GCU took a 3-2 lead on senior
Freddie Grant's win, but Lang and Da Silva trailed 4-2 in the third sets of the remaining singles matches. Lang lost his match, but quickly joined his teammates in that two-minute span to support the end of Da Silva's match.
"We were fighting, both of us, like crazy," Da Silva said. "Screaming everywhere when we won points. I think I'm grateful for him. Because of him, I thought I could win my match too.
"I would say it's because of him that I won my match. When I was down, we were saying we want it more."
On championship point, Da Silva needed to get to a return that nipped the net and had dropped several feet in front of him.
"If you're not alert and fit at that stage of the match, you're not going to get there," Prudhomme said. "Jonathan earned the ability to go get the ball because of his never-quit-attitude. He kicked into gear, chipped it crosscourt to the guy's backhand and blanketed the net."
The Aggies' volley went into the net, setting off a second GCU celebration on NMSU's courts. After losing five of the teams' first six meetings, the Lopes men have won five in a row against the Aggies.

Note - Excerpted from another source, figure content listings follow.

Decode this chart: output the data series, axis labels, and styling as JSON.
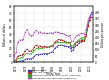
{
  "years": [
    1969,
    1970,
    1971,
    1972,
    1973,
    1974,
    1975,
    1976,
    1977,
    1978,
    1979,
    1980,
    1981,
    1982,
    1983,
    1984,
    1985,
    1986,
    1987,
    1988,
    1989,
    1990,
    1991,
    1992,
    1993,
    1994,
    1995,
    1996,
    1997,
    1998,
    1999,
    2000,
    2001,
    2002,
    2003,
    2004,
    2005,
    2006,
    2007,
    2008,
    2009,
    2010,
    2011
  ],
  "nominal_total": [
    0.3,
    0.6,
    1.6,
    1.9,
    2.1,
    2.7,
    4.4,
    5.3,
    5.1,
    5.1,
    6.5,
    9.1,
    11.3,
    11.0,
    12.1,
    11.7,
    12.5,
    12.5,
    12.5,
    13.2,
    14.2,
    15.5,
    20.2,
    22.5,
    24.5,
    24.5,
    24.6,
    24.0,
    23.0,
    22.5,
    23.0,
    17.0,
    17.8,
    22.8,
    25.0,
    27.2,
    29.5,
    30.3,
    30.4,
    37.6,
    53.6,
    64.7,
    71.8
  ],
  "real_total": [
    2.0,
    3.8,
    9.0,
    10.0,
    10.5,
    11.8,
    17.0,
    19.0,
    16.5,
    15.8,
    18.0,
    22.5,
    25.0,
    22.5,
    24.0,
    22.0,
    23.0,
    22.5,
    22.0,
    22.2,
    23.0,
    23.5,
    29.0,
    31.0,
    33.0,
    32.5,
    32.0,
    31.0,
    29.5,
    28.5,
    28.5,
    21.0,
    21.5,
    27.0,
    29.0,
    30.5,
    32.0,
    32.5,
    31.5,
    38.0,
    52.0,
    61.0,
    65.0
  ],
  "nominal_per_person": [
    10,
    15,
    32,
    36,
    38,
    46,
    65,
    75,
    70,
    68,
    80,
    98,
    112,
    110,
    115,
    112,
    118,
    120,
    122,
    126,
    135,
    140,
    155,
    160,
    163,
    160,
    163,
    160,
    157,
    157,
    160,
    130,
    133,
    158,
    170,
    182,
    195,
    200,
    200,
    238,
    320,
    365,
    385
  ],
  "real_per_person": [
    55,
    80,
    165,
    180,
    180,
    192,
    245,
    265,
    230,
    210,
    220,
    248,
    258,
    240,
    248,
    235,
    238,
    235,
    235,
    235,
    240,
    234,
    245,
    245,
    242,
    234,
    234,
    228,
    218,
    216,
    218,
    170,
    172,
    202,
    218,
    224,
    234,
    234,
    228,
    268,
    342,
    376,
    388
  ],
  "color_nominal_total": "#3333cc",
  "color_real_total": "#cc2222",
  "color_nominal_per": "#22aa22",
  "color_real_per": "#aa44bb",
  "ylabel_left": "Billions of dollars",
  "ylabel_right": "Dollars per person",
  "xlabel": "Fiscal Year",
  "ylim_left": [
    0,
    80
  ],
  "ylim_right": [
    0,
    450
  ],
  "yticks_left": [
    0,
    10,
    20,
    30,
    40,
    50,
    60,
    70,
    80
  ],
  "yticks_right": [
    0,
    50,
    100,
    150,
    200,
    250,
    300,
    350,
    400
  ],
  "xtick_start": 1970,
  "xtick_step": 5,
  "bg_color": "#ffffff",
  "legend_labels": [
    "Nominal cost",
    "Real cost (2011$)",
    "Nominal benefits per Participant (right axis)",
    "Real benefits per Participant (right axis)"
  ]
}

Da Silva could not fully grasp that history as a freshman from Saint Barthelemy, France. He is just learning about collegiate team tennis, but he knew he had never felt so nervous in a tennis match as he did Sunday.
"I was shaking," Da Silva said. "It was really nervous. It was hard to manage it. I was losing 4-2, a break down in the third set. It was hard to fight, but I did it. It was not my best, but at the moment, it was the best I could do."
Prudhomme and eighth-year assistant coach
Amit Maharaj relished an experience that most college tennis coaches will never know. Winning two WAC Tournament titles in a day. Winning consecutive men's conference titles in tight, tense final matches.
"Sunday was too much for one coach to positively bear," Prudhomme said. "It was a great day."